13. The plasma etching method of claim 9, wherein the processing gas is free of an inert gas.

14. The plasma etching method of claim 9, wherein the organic film is a carbon film and the processing gas is an O2 gas.

15. The plasma etching method of claim 9, wherein a processing target film is formed on the substrate in addition to the organic film, and no DC voltage is applied to the focus ring in an etching process of the processing target film.

16. The plasma etching method of claim 9, wherein a specified DC voltage is selectively applied to the upper electrode depending on processing conditions.

17. The plasma etching method of claim 9, wherein a second radio frequency power for attracting ions in plasma onto the substrate is applied to the lower electrode.

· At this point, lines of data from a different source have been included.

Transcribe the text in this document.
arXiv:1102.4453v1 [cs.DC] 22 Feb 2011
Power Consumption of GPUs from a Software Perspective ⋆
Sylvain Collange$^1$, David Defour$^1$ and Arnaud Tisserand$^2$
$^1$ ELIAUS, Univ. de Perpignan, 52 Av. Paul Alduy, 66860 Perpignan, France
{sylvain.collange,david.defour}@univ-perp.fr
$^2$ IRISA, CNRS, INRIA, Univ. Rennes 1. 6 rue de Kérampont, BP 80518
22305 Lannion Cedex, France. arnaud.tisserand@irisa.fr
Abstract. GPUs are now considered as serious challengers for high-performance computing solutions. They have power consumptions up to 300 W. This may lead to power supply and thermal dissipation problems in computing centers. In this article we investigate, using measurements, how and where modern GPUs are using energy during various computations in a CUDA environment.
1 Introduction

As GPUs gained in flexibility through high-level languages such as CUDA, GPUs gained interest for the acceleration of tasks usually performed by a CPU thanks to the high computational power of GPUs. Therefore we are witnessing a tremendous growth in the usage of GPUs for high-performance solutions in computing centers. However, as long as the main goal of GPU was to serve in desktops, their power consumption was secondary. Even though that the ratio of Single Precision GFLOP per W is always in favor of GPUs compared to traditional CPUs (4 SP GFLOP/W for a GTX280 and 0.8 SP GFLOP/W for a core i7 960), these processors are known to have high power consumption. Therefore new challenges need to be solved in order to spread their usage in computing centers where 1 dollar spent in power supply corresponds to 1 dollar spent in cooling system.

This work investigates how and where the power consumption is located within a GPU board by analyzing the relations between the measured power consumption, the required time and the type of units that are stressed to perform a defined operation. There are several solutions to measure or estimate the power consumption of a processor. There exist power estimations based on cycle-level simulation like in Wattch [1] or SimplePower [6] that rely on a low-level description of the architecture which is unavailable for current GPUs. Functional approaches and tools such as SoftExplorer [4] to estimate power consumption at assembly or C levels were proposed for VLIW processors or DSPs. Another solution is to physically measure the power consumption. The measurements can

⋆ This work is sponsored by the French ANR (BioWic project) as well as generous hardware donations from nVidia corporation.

18. A computer readable storage medium that stores a computer executable control program, wherein, when executed, the control program controls the plasma etching apparatus to carry out the plasma etching method of claim 9.

19. A computer readable storage medium that stores a computer executable control program, wherein, when executed, the control program controls the plasma etching apparatus to carry out the plasma etching method of claim 10.

20. A computer readable storage medium that stores a computer executable control program, wherein, when executed, the control program controls the plasma etching apparatus to carry out the plasma etching method of claim 11.